Monday, August 25, 2008

Trend Vs. Chop III - Weekly Bars

Last week I looked at trending vs. chopping tendencies for the market in both the daily and intraday timeframes. What I found is that in both time frames the market has evolved from trendy to choppy over time. Today I am going to look at weekly bars. I will also have some further follow-up later this week which look at the statistics of some of the “Trend vs. Chop” results.

I’m going to use the same “system” as last week to display weekly tendencies. The first test here buys on the close of any up bar and reverses to short at the close of any down bar. Like last week, the trades were at a constant $100,000 per trade for the entire period. No commissions or slippage are figured in to the test. A rising graph would indicate follow through is dominant while a falling graph would indicate reversals are dominant. Sideways action would suggest no tendency.

Unlike the daily and intraday time frames, which favored trendiness through much of their history until fairly recently, the weekly timeframe has been more prone to chop since the early 70’s.

As I did last week, let’s now break that down into upside follow-through and downside follow-through. You’ll see a large difference here.
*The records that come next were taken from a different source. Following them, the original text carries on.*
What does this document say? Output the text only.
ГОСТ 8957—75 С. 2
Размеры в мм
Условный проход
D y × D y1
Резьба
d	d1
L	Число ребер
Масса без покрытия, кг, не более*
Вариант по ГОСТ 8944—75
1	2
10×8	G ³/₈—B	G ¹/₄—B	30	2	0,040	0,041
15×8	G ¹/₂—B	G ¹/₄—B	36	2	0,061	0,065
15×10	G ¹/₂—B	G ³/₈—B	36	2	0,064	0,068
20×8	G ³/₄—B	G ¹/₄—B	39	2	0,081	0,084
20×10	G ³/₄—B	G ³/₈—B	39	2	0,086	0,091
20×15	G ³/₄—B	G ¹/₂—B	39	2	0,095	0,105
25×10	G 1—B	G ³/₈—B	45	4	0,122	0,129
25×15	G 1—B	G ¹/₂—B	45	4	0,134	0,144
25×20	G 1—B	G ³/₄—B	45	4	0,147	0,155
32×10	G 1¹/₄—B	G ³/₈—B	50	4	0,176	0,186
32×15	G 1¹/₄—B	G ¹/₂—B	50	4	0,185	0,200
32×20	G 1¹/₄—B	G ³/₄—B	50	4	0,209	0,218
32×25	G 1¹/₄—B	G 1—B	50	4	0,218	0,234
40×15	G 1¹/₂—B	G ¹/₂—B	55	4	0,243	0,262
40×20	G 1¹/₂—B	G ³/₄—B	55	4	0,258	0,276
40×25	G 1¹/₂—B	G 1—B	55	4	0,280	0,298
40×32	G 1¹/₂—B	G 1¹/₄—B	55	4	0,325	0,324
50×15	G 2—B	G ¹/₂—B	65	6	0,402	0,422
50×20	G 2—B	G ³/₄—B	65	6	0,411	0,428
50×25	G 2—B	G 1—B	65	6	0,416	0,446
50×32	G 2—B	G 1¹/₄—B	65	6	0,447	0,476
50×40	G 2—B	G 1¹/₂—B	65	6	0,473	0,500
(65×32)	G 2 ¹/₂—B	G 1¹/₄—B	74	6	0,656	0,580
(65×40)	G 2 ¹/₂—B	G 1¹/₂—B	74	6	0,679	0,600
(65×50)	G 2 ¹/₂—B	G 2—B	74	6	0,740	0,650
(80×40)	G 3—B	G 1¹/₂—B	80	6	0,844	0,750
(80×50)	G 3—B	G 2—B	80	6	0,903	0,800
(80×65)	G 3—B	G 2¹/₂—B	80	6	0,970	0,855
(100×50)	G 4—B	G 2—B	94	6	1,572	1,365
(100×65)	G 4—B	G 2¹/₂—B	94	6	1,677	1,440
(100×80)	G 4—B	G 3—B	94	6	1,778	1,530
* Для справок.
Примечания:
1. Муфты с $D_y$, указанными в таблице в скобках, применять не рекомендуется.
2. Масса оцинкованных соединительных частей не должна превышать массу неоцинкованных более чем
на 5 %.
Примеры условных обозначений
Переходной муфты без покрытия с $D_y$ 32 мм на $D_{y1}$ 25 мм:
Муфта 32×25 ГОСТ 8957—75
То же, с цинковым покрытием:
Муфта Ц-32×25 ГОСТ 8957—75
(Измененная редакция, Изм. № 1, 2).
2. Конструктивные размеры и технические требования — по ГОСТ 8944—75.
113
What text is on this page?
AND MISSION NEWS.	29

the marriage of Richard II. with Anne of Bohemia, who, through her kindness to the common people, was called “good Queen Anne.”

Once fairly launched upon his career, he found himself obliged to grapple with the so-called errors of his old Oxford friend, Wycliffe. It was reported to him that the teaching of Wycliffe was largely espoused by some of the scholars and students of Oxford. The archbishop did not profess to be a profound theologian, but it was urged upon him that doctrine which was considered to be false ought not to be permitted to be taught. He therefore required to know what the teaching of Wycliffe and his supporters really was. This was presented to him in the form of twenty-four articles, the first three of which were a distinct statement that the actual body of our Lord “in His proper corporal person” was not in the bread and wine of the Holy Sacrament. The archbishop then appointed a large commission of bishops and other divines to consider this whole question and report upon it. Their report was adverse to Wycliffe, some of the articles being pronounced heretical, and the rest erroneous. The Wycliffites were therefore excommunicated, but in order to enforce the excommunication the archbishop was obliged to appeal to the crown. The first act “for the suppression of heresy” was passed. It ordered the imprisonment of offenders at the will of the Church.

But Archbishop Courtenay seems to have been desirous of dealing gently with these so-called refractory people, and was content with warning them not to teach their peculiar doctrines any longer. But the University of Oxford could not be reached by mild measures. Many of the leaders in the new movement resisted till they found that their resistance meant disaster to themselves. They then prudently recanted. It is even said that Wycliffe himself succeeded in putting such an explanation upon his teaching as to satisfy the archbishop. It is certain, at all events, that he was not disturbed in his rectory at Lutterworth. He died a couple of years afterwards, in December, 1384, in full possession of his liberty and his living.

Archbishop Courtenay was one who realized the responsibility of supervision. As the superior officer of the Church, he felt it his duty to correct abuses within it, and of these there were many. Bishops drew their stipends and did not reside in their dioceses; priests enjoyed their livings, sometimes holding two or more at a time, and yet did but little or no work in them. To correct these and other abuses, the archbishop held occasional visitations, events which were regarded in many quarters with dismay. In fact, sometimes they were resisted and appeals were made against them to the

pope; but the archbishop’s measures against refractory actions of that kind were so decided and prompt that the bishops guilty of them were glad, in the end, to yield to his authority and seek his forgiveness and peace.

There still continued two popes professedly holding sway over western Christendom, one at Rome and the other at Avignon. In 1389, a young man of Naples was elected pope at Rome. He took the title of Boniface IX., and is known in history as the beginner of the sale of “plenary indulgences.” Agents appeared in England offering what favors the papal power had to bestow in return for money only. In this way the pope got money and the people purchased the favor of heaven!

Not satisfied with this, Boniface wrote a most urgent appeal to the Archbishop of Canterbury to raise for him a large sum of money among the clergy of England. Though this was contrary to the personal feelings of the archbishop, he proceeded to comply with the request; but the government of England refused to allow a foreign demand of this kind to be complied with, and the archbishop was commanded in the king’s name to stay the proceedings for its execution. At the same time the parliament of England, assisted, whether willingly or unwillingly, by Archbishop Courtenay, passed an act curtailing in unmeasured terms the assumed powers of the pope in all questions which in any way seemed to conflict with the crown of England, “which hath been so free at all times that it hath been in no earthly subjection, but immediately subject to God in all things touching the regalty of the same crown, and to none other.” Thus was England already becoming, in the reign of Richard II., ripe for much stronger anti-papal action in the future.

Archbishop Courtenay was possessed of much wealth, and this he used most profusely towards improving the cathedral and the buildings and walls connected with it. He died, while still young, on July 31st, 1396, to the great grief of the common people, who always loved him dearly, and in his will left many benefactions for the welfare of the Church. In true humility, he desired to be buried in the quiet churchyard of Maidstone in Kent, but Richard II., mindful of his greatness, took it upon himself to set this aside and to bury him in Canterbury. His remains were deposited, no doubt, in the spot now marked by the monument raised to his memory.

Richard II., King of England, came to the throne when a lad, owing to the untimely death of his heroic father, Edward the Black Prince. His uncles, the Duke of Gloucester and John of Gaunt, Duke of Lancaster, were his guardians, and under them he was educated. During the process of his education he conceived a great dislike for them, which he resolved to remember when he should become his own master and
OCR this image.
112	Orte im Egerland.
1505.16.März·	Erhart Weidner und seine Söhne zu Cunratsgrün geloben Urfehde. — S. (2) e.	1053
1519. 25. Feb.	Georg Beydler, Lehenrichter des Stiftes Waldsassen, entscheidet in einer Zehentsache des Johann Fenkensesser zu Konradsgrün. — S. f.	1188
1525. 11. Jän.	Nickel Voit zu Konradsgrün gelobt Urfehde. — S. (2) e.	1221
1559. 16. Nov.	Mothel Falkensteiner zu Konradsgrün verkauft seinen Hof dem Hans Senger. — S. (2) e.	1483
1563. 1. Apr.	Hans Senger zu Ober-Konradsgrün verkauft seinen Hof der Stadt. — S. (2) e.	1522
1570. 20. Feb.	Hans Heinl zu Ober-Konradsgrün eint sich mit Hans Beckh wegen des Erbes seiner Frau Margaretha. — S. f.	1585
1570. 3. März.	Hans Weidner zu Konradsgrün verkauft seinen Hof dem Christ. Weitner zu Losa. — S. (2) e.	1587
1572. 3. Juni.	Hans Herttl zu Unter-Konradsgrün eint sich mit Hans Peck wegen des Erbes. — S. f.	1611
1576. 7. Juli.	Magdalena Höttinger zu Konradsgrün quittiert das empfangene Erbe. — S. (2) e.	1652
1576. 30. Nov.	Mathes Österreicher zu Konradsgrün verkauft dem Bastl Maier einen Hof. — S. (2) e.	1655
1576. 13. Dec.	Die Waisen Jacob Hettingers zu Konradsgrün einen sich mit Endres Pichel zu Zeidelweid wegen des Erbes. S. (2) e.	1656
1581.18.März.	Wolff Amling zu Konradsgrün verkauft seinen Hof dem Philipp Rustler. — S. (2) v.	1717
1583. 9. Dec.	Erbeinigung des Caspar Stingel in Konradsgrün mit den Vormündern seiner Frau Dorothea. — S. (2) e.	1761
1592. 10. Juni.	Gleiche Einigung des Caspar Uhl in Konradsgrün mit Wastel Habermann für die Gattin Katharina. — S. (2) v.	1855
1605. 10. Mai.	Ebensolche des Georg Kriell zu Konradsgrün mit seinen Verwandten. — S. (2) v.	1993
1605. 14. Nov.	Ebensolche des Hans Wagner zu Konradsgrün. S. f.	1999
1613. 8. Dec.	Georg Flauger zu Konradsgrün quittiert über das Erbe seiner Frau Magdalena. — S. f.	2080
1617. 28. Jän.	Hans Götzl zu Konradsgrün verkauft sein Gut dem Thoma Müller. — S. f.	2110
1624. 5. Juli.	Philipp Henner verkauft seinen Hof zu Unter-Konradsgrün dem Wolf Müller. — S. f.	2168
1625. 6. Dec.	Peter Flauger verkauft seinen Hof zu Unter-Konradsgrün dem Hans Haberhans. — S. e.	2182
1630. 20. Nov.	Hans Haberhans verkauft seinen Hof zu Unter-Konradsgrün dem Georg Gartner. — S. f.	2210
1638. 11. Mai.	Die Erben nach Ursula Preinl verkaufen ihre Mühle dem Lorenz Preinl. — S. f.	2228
The chart below looks at the results of shorting down weeks.

In the bear market of the early 70’s this was profitable as the market tended to show persistent weakness. Since then, with the exception of a few short periods during bear markets, buying the dips has worked quite well.

Now let’s look at what happened if you looked to buy strength:

Upside follow through was strong through the 60’s and until January of 1973. That is where you see the peak near the left hand side of the graph. Since that time the market has gone through cycles that sometimes favored buying strength and sometimes favored selling strength. Thirty-five years later the equity of the system is right back near its peak 1973 level. It should be no surprise that the current spike down began in 2007.

These results shouldn’t come as much of a surprise to people who have spent time evaluating or developing swing-trading systems. When trying to take advantage of 3-5 day moves, it is generally easier to develop long-only strategies that perform relatively well over time than to produce short-only strategies that perform consistently well. Hence a big reason you see so many more long-only systems. Of course in 2008 so far shorting strength has been easier than buying weakness.